At 1 p.m. on the 22nd, the opening day of the 4th China International Supply Chain Expo (CISCE), humanoids—human-shaped robots—were the first to catch the eye upon entering the China International Exhibition Center in Beijing's Shunyi District. While it is nothing new for humanoids to take center stage at China's major industry expos, this time the displays went beyond "dancing robots" and "boxing robots" to show how deeply advanced technologies such as AI have penetrated real industries and daily life.
In the exhibition halls, the term "embodied intelligence (Embodied AI·具身智能)" appeared frequently, rather than simply "robots (机器人)." Embodied intelligence is an AI application field in which robots interact with the physical environment to learn and evolve, and it is being cultivated by the Chinese government as a core area of the next-generation AI industry. By putting the emphasis on "intelligence" rather than "robots," it suggests the center of gravity is shifting from hardware competition to competition across AI ecosystems.
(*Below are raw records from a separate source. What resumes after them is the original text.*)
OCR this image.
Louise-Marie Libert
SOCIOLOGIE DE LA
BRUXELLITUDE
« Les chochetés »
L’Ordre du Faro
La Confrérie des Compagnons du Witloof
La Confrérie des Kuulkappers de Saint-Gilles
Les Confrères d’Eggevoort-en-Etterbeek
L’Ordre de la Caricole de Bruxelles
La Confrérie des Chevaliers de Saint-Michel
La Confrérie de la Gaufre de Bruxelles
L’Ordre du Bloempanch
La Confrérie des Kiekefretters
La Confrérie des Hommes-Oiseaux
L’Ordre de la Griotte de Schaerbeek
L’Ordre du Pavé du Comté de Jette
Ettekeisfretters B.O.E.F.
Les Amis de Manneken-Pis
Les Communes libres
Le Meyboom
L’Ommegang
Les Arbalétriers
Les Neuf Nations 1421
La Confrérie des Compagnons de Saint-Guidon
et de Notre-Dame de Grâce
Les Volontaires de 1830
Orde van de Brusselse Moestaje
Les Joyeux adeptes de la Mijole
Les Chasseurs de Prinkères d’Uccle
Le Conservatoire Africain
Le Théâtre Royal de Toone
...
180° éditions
The robots on display did not stop at showing off agility and balance as before; they stressed real-life applicability. Use cases were presented across various fields, from service robots that face customers in places like cafés to industrial robots, medical robots, and companion robots. It was a scene showing AI expanding from on-screen software into physical spaces.
This shift also showed up in the exhibition hall names. Last year's expo labeled the advanced technology hall as the "digital (数字) technology chain," but this year it was called the "digital-intelligent (数智) technology chain." "Shuzhi (数智)," a portmanteau of "digital (数字)" and "intelligent (智能)," was presented as a key keyword in the recently released 15th Five-Year Plan (2026–2030), covering not only "digitalization," which collects and links data, but also the stage in which AI analyzes it.
◇ 1,200 participants from 85 countries and regions… the star is "AI"
As with last year, AI and robots were the biggest themes. For the first time this year, an "artificial intelligence (AI) zone" clustered with booths from global semiconductor companies such as Nvidia and Intel was set up in the halls, and major AI ecosystem companies including Apple, Qualcomm, Micron, and Alibaba greeted visitors. SK hynix also opened its own booth and displayed semiconductor-related products from partners.
According to the organizers, a total of 676 corporations and institutions from 85 countries and regions and international organizations participated in the expo. Including partners, more than 1,200 corporations and institutions took part. The organizers said, "More than 65% of participating corporations are Fortune 500 companies or industry leaders, and overseas participation stands at 36.5%."
◇ Despite mutual U.S.-China sanctions… industry puts AI cooperation cases front and center
What stood out on site was collaboration between U.S. and Chinese big tech. At Intel's booth, an electric vehicle model jointly developed by Changan Automobile and U.S. semiconductor company Intel was on display. The technology applied to the vehicle is an "AI box," which upgrades vehicle performance by connecting an AI computing box to the vehicle much like attaching an external hard drive to a PC.
In conventional cars, computing chips are installed inside the vehicle, so boosting AI performance required replacing them entirely. Changan Automobile and Intel mounted a separate AI computing box onto the body so AI performance can be upgraded continuously without disassembling the vehicle.
U.S. telecommunications and semiconductor company Qualcomm also unveiled a sixth-generation (6G) mobile communication system it demonstrated with ZTE, a Chinese telecom equipment and smartphone maker. Qualcomm's 6G device and ZTE's base station equipment achieved real communication, recording a download speed of 13.7 Gbps. Compared with typical 5G download speeds of under 1 Gbps, that is considerable. However, this was a measured speed in a test environment.
At Nvidia's booth, cooperation with Chinese AI corporations was also highlighted. Not only humanoid makers such as Yinhe Tongyong (银河通用), but also Tencent Cloud (腾讯), Baidu (百度), and Xiaohongshu (小红书) are developing Generative AI, Autonomous Driving, and robot-related services on Nvidia's ecosystem.
This showed that even after the U.S.-China summit, as the two countries continue their competition for technological supremacy and supply chain sanctions, the AI supply chain is operating in an environment where U.S. core technologies interlock with China's application ecosystems. In particular, Chinese corporations prominently showcased cases of commercializing diverse AI services based on U.S. semiconductor and software platforms, underscoring China's presence and influence within the AI supply chain.
Ding Xuexiang, China State Council vice premier, said at the opening ceremony that "the competitiveness of Chinese industry is the result of the combined effects of an industrial system built through reform and opening-up, an ultra-large market, and the continued innovation of a vast talent pool," adding, "As a responsible major country, China firmly supports the stability of global industrial and supply chains through concrete actions."